Understanding and Managing Environmental Change
We investigate the Earth’s environmental systems, their interconnected processes, past histories and possible futures.
Our fundamental research on freshwater environments, their limnology, ecology and geomorphology is world-leading and emphasises the interactions between biotic and abiotic components for local and global processes, including carbon cycling. We use field monitoring, laboratory experiments and numerical modelling to work on these and other aspects of environmental processes and change, including generation of global dust, Arctic sediment yield, and long-term landscape erosion.
Understanding the history, present and future of sand dune systems
Jonathan Millett’s Royal Society Leverhulme Trust Senior Research Fellowship explores how changes in the environment, such as climate change, impact sand dune habitats. His research uses unique long-term datasets gathered at Ainsdale Sand Dunes National Nature Reserve in Merseyside. These include data collected as part of Ainsdale Dune Slacks Long Term Experiment, which has been established for nearly 50 years, making it one of the longest-running ecological experiments in the UK.
UKRI Future Leaders Fellowship Extended
Kate Mathers has been awarded a further £590K by UKRI to extend her successful £1.1m Future Leaders Fellowship (FLF) for a further 3 years. Working alongside the Environment Agency, Scottish Environmental Protection Agency and the River Restoration Centre Kate Mathers’ now 7-year project, “Stuck in the mud: addressing the fine sediment conundrum with multiscale and interdisciplinary approaches to support global freshwater biodiversity” is contributing state-of-the-art insights that will allow stakeholders to effectively use resources, monitor and manage UK riverine ecosystems to produce optimal conservation and restoration plans.
50 years of Litter on Skye
Tom Stanton and team are researching new techniques for mapping polluted beaches, including with drones, to see if the true extent of the rubbish can be measured. Their work features in a new film “50 years of litter on Skye” which follows the team as they discover isolated beauty spots such as Camasunary that are carpeted in plastics and discarded fishing equipment.
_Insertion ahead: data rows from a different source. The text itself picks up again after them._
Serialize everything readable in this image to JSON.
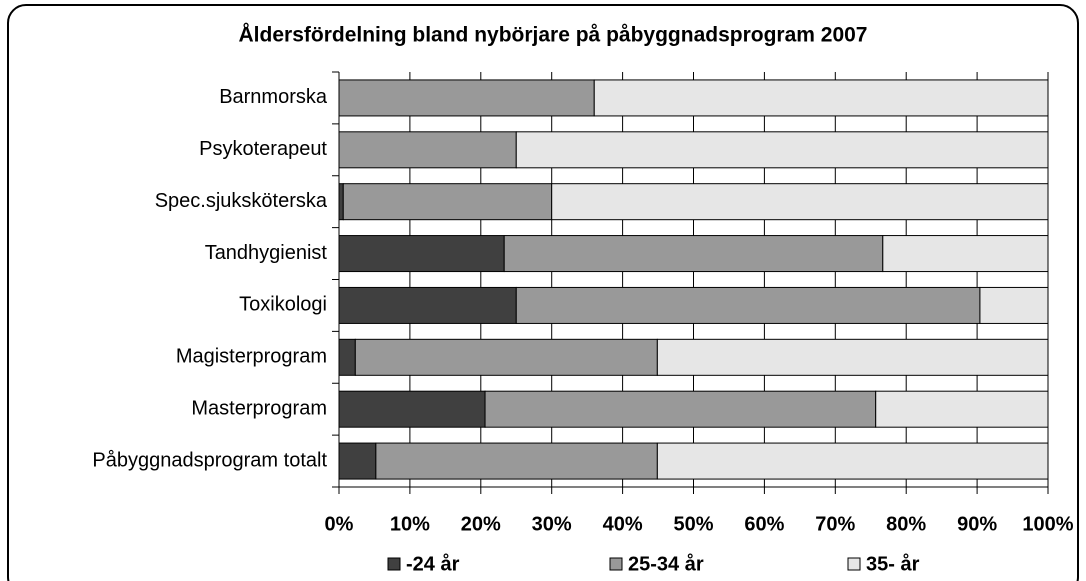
{
  "chart_data": {
    "type": "stacked-bar-horizontal",
    "title": "Åldersfördelning bland nybörjare på påbyggnadsprogram 2007",
    "categories": [
      "Barnmorska",
      "Psykoterapeut",
      "Spec.sjuksköterska",
      "Tandhygienist",
      "Toxikologi",
      "Magisterprogram",
      "Masterprogram",
      "Påbyggnadsprogram totalt"
    ],
    "series": [
      {
        "name": "-24 år",
        "color": "#404040",
        "values": [
          0,
          0,
          0.6,
          23.3,
          25,
          2.3,
          20.6,
          5.2
        ]
      },
      {
        "name": "25-34 år",
        "color": "#999999",
        "values": [
          36,
          25,
          29.4,
          53.4,
          65.4,
          42.6,
          55.1,
          39.7
        ]
      },
      {
        "name": "35- år",
        "color": "#e6e6e6",
        "values": [
          64,
          75,
          70,
          23.3,
          9.6,
          55.1,
          24.3,
          55.1
        ]
      }
    ],
    "xlim": [
      0,
      100
    ],
    "xticks": [
      {
        "value": 0,
        "label": "0%"
      },
      {
        "value": 10,
        "label": "10%"
      },
      {
        "value": 20,
        "label": "20%"
      },
      {
        "value": 30,
        "label": "30%"
      },
      {
        "value": 40,
        "label": "40%"
      },
      {
        "value": 50,
        "label": "50%"
      },
      {
        "value": 60,
        "label": "60%"
      },
      {
        "value": 70,
        "label": "70%"
      },
      {
        "value": 80,
        "label": "80%"
      },
      {
        "value": 90,
        "label": "90%"
      },
      {
        "value": 100,
        "label": "100%"
      }
    ],
    "grid": true,
    "legend": "bottom"
  }
}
Working closely with local groups, the team of scientists continue to visit the island’s remote shores to analyse the extent of the litter washed up by ocean currents.
Anthropogenic alteration of nutrient supply increases the global freshwater carbon sink
Wolfson Research Merit Award holder John Anderson’s work on global biogeochemical cycles has produced global assessments of carbon sequestration in aquatic systems showing that lake carbon burial offsets 20% of global freshwater CO2 emissions.